Sarayın kapısına dayanan gurup, Padişahin ve Sadrazamın “Ayak Divanı” na (Saray kapısının önüne) çıkıp, hesap vermesini isterler. Durumun ciddiyetini anlayan Padişah, çok sevdiği damadı ve Başveziri (Sadrazam) İbrahim Paşa’yı istekleri üzerine asilere teslim eder. Amaçları, İbrahim Paşa’yı yanlarında getirdikleri bir kazığa oturtmak. Ne var ki, büyüyen öfkelerine hakim olamadan, İbrahim Paşa’yı biraz sürükleyip, orada parçalara ayırırlar.
Padişaha dokunmayan asiler, onu tahttan indirip, yerine I. Mahmut’u geçirirler.

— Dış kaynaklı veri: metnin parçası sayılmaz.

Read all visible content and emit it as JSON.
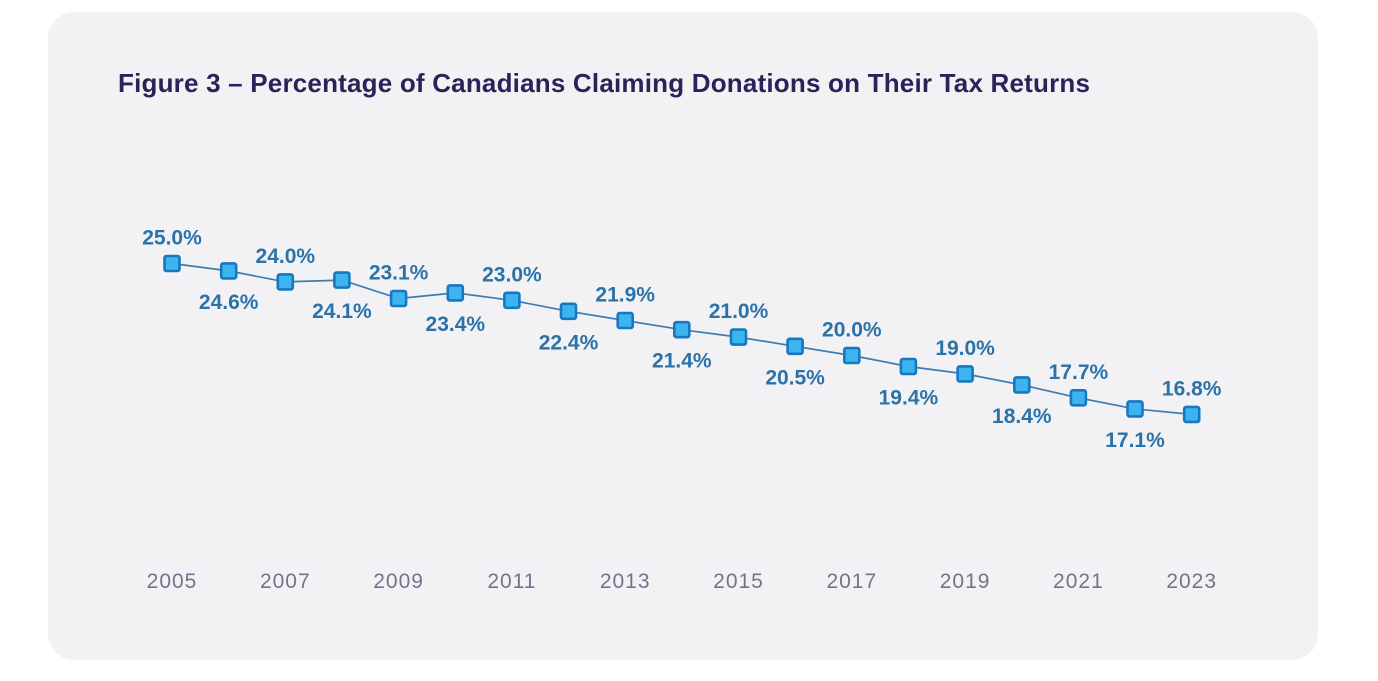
{
  "page": {
    "background": "#FFFFFF"
  },
  "card": {
    "background": "#F2F2F5"
  },
  "figure": {
    "title": "Figure 3 – Percentage of Canadians Claiming Donations on Their Tax Returns"
  },
  "chart_data": {
    "type": "line",
    "title": "Figure 3 – Percentage of Canadians Claiming Donations on Their Tax Returns",
    "x": [
      2005,
      2006,
      2007,
      2008,
      2009,
      2010,
      2011,
      2012,
      2013,
      2014,
      2015,
      2016,
      2017,
      2018,
      2019,
      2020,
      2021,
      2022,
      2023
    ],
    "values": [
      25.0,
      24.6,
      24.0,
      24.1,
      23.1,
      23.4,
      23.0,
      22.4,
      21.9,
      21.4,
      21.0,
      20.5,
      20.0,
      19.4,
      19.0,
      18.4,
      17.7,
      17.1,
      16.8
    ],
    "point_labels": [
      "25.0%",
      "24.6%",
      "24.0%",
      "24.1%",
      "23.1%",
      "23.4%",
      "23.0%",
      "22.4%",
      "21.9%",
      "21.4%",
      "21.0%",
      "20.5%",
      "20.0%",
      "19.4%",
      "19.0%",
      "18.4%",
      "17.7%",
      "17.1%",
      "16.8%"
    ],
    "label_positions": [
      "above",
      "below",
      "above",
      "below",
      "above",
      "below",
      "above",
      "below",
      "above",
      "below",
      "above",
      "below",
      "above",
      "below",
      "above",
      "below",
      "above",
      "below",
      "above"
    ],
    "x_tick_labels": [
      "2005",
      "2007",
      "2009",
      "2011",
      "2013",
      "2015",
      "2017",
      "2019",
      "2021",
      "2023"
    ],
    "x_tick_every": 2,
    "xlabel": "",
    "ylabel": "",
    "ylim": [
      16.0,
      26.0
    ],
    "grid": false,
    "legend": "none",
    "marker": "square",
    "colors": {
      "title": "#2A2359",
      "value_label": "#2B72A8",
      "axis_label": "#73738C",
      "line": "#3E7CB0",
      "marker_fill": "#3DB4F0",
      "marker_stroke": "#1778C0"
    }
  }
}
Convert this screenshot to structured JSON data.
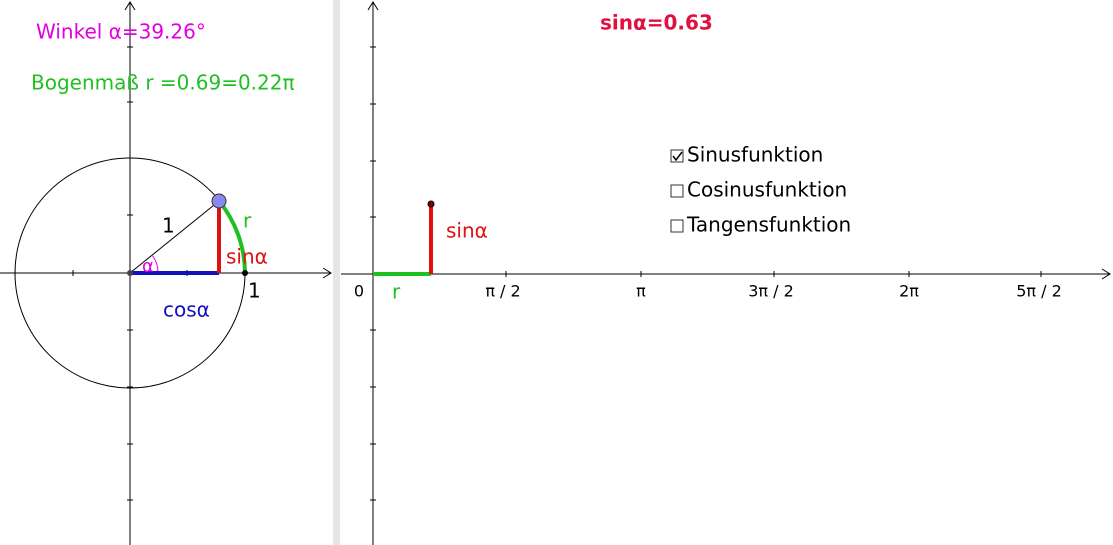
{
  "left_panel": {
    "angle_label": "Winkel α=39.26°",
    "radian_label": "Bogenmaß r =0.69=0.22π",
    "radius_label": "1",
    "arc_label": "r",
    "sin_label": "sinα",
    "alpha_label": "α",
    "cos_label": "cosα",
    "unit_label": "1"
  },
  "right_panel": {
    "sin_value_label": "sinα=0.63",
    "checkboxes": [
      {
        "label": "Sinusfunktion",
        "checked": true
      },
      {
        "label": "Cosinusfunktion",
        "checked": false
      },
      {
        "label": "Tangensfunktion",
        "checked": false
      }
    ],
    "x_axis_labels": [
      "0",
      "π / 2",
      "π",
      "3π / 2",
      "2π",
      "5π / 2"
    ],
    "r_label": "r",
    "sin_label": "sinα"
  }
}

Böylece, 1718 de başlayan Lale Devri, 12 yıl sürdükten sonra, 1730 da son bulur. 9 yıl sonra, III. Ahmet de ölür. Mezarı, Eminönü’ dedir.
Lale devri, Osmanlı saltanatının bir halkası, bir “İhanet Devri” dir. Sürünen yoksul halka inat, bir “Keyif Sürme Devri” dir. Halkın nafakasına ”Göz Dikme Devri” dir. Osmanlı halkıyla “Alay Etme Devri” dir. Halk aç yatarken, “Tok Yatanların Devri” dir. Ve nihayet, “Utanmazların ve Allahtan Korkmayanların Devri” dir.
GÜNÜMÜZDE LALE DEVRİ
Lale Devri’nin günümüzde hortladığını söyleyen vatandaşlar ona, Lale Devri değil, “Sülale Devri” diyorlar. Bunun ilk örneğini, Anavatan Partisi iktidarında görmüştük. O dönemin liderinin eşi, etrafına topladığı varlıklı ve sosyete kadınlarıyla bu tür eğlenceler düzenlemiş, bu hareketler halkın gözünden hiç, ama hiç kaçmamıştır.
Lideri ölüp, parti ve elde ettikleri mevkiler iktidardan düşünce, liderin eşi ve yakınları ortada yapayalnız kalmışlar, istifledikleri paraları kullanıp, eski günleri yad etmekten öteye gidememişlerdir.
Mahmut Akpınar adındaki yurttaşımız, bugünkü Lale Devri’ni böyle anlatıyor ki, insan ister istemez Padişah III. Ahmet dönemindeki Lale Devri ile, Özallar dönemindeki Lale Devri’ni hatırlıyor.
Öyle ki, Sultan III. Ahmet’in feda ettiği damadı anlatılırken, bu dönemin liderinin feda ettiği damadını da hatırlatmaktan geçemiyor.
Eee… Ne demişler? “Tarih, tekerrürden ibarettir.” Yani, tarih hep tekrar eder. Ve ilave ediyorlar; “Eğer ders alınsaydı, hiç tekerrür eder miydi?”
Bu devrin sonunu gören damat; “Allah, sonumuzu hayır eylesin” diye boşuna dua etmiyor.